Some students always state that having a rock or two is no big deal, they can carry it around and it doesn’t bother them. Thats when I pull out my actual backpack and ask the loudest and most confident to put it on. I ask them how it feels, if they could walk around all day with it on. It’s no big deal. I then proceed to grab some rocks from around the room, saying what’s on them and then placing them in the backpack. After a little while, the student starts complaining how heavy it is. I get to some of the bigger rocks and you visibly see the struggle of the student. He’s sweating with exertion after just a couple minutes. The strong kids all want to try it on to see if they can do it. I want the class to see the physically strongest kids struggling under the weight of these rocks, because even the emotionally strongest kids would struggle if they’re telling themselves these toxic things.
Why would we ever want to put all this weight on our shoulders?
Nobody ever wants to, but we do anyway, all the time. Its quite the epidemic amongst school-age children. We try to imagine life with a heavy backpack school life, home life, friend life, etc., and it isn’t pretty.

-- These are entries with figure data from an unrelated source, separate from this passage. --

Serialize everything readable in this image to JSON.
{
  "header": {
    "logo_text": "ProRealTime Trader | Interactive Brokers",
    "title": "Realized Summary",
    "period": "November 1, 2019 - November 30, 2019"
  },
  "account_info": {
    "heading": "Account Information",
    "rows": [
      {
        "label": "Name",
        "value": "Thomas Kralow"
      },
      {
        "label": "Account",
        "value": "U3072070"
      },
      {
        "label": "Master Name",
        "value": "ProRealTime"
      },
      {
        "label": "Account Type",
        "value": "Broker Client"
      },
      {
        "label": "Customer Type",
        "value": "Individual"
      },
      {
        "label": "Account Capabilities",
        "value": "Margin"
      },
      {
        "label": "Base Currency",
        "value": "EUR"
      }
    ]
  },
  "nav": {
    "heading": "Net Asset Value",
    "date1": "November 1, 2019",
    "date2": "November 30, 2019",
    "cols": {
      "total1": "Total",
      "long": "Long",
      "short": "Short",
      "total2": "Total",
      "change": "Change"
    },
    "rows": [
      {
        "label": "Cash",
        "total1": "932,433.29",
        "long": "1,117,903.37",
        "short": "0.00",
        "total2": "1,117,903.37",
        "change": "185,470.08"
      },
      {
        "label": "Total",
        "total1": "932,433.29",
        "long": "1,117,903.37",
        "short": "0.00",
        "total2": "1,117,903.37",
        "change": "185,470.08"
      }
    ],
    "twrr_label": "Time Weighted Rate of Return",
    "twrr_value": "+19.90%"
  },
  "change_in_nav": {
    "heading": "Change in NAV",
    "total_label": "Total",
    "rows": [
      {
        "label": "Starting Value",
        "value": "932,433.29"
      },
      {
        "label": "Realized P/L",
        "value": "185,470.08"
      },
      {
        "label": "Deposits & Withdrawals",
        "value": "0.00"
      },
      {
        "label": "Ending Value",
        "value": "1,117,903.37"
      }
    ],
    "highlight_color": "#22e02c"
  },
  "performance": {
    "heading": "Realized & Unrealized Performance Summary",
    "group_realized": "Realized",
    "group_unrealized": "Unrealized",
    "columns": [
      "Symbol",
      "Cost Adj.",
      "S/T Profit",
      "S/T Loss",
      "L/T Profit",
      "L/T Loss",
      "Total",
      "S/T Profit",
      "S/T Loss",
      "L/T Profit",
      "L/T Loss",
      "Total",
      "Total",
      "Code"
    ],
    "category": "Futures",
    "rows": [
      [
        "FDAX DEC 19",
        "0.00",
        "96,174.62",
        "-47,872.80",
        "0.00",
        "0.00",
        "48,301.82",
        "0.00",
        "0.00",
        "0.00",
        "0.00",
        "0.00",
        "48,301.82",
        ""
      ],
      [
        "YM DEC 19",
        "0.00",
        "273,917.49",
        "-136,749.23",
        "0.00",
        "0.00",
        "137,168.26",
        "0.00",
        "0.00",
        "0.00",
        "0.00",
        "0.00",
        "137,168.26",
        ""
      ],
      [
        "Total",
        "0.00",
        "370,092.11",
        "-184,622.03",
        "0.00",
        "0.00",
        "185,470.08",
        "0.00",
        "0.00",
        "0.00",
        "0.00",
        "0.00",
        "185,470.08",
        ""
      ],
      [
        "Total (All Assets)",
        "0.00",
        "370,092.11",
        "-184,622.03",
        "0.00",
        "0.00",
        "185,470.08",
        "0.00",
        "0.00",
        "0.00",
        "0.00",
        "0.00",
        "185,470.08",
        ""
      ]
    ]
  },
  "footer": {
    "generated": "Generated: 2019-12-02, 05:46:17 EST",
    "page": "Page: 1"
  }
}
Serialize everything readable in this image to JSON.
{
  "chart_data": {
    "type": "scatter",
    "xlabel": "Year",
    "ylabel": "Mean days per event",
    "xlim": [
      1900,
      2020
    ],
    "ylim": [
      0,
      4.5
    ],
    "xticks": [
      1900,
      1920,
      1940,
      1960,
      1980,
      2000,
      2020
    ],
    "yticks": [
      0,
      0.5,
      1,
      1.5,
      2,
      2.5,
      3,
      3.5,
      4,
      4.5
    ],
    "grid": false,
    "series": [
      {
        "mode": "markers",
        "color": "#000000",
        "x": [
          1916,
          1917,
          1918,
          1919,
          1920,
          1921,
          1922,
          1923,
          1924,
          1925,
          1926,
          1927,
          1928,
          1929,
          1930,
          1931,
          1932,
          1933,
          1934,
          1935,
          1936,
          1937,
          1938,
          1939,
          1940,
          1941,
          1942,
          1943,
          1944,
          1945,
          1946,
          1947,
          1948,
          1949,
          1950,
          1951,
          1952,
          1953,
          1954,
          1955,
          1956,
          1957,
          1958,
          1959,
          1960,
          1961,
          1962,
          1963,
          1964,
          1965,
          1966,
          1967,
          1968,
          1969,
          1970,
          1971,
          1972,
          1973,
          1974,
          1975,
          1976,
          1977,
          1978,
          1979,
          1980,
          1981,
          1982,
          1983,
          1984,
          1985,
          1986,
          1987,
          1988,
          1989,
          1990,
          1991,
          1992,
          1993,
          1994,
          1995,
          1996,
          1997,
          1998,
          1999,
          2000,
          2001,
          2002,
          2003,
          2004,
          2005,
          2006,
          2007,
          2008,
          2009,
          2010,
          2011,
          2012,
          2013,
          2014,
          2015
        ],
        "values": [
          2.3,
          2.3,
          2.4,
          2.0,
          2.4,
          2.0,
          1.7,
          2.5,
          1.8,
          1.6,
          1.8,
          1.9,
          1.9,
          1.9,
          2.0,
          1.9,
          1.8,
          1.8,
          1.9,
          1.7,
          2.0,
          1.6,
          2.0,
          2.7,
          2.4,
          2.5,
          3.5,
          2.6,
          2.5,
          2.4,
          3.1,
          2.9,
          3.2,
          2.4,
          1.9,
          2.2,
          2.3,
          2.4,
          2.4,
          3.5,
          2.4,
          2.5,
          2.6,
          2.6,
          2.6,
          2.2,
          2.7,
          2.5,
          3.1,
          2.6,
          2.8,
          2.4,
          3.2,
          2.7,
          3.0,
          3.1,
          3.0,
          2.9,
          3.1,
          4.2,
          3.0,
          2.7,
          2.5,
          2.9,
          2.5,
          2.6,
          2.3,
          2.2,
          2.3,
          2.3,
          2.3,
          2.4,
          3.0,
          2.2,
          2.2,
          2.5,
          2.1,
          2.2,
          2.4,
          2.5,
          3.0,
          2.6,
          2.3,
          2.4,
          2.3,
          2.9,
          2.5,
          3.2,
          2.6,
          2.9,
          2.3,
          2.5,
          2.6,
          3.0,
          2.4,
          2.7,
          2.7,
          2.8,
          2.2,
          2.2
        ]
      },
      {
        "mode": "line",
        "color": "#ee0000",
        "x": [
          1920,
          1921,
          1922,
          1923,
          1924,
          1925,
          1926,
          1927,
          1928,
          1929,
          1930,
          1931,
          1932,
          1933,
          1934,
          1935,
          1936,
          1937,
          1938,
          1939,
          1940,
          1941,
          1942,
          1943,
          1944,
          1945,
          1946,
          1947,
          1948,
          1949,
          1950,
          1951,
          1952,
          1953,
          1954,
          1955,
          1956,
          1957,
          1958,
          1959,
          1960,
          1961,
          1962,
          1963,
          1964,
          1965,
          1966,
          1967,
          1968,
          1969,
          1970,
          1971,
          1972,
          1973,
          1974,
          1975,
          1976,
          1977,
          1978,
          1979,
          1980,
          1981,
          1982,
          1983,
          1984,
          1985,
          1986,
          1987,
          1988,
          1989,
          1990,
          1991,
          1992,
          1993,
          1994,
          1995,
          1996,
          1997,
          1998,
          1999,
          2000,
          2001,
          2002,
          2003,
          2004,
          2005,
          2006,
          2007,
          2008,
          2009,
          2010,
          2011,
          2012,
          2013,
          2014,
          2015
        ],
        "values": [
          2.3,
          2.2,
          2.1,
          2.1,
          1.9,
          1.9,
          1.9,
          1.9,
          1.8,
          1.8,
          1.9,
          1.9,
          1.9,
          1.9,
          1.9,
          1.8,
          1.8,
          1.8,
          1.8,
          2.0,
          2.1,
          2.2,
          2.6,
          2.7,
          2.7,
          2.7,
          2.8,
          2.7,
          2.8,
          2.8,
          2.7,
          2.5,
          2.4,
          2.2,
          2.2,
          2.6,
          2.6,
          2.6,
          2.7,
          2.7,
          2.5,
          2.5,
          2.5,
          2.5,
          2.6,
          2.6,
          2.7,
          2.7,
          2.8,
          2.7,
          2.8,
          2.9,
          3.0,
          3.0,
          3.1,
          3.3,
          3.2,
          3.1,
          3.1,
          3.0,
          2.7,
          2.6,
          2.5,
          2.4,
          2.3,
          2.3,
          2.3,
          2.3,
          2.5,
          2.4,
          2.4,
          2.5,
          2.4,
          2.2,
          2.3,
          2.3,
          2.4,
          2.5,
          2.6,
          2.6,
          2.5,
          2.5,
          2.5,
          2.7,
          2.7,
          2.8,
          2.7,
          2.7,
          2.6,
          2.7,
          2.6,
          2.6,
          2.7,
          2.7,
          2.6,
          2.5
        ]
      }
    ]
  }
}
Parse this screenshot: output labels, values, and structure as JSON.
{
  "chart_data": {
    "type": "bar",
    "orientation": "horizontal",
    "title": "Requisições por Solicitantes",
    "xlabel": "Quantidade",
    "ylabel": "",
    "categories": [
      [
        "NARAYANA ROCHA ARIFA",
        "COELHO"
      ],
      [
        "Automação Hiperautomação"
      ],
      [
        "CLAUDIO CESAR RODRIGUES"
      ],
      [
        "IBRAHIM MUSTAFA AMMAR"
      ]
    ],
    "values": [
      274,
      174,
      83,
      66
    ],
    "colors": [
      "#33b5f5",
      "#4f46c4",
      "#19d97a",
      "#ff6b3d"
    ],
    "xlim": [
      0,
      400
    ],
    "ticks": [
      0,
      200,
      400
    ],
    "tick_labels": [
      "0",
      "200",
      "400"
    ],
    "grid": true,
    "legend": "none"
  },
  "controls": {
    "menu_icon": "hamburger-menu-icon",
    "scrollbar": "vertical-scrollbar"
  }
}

Their writing assignment is to imagine A Day with No Rocks. Once they’ve completed this, we go out to the playground during 1–4th grade recess times, and test our skills finding those kids who need a smile, a friendly face, a high-five, someone telling them it’ll be okay, someone to play with them, etc. We journal about this and discuss it afterwards.
The culminating activity is to, as a class, take another persons rock from their desk and heave it over one of the fences at our school, so we never see it again. Its a powerful way to get rid of our rocks. And the best thing is, once we know that words matter and we matter, we start treating ourselves and each other a bit better after all this, and it makes these kids better people.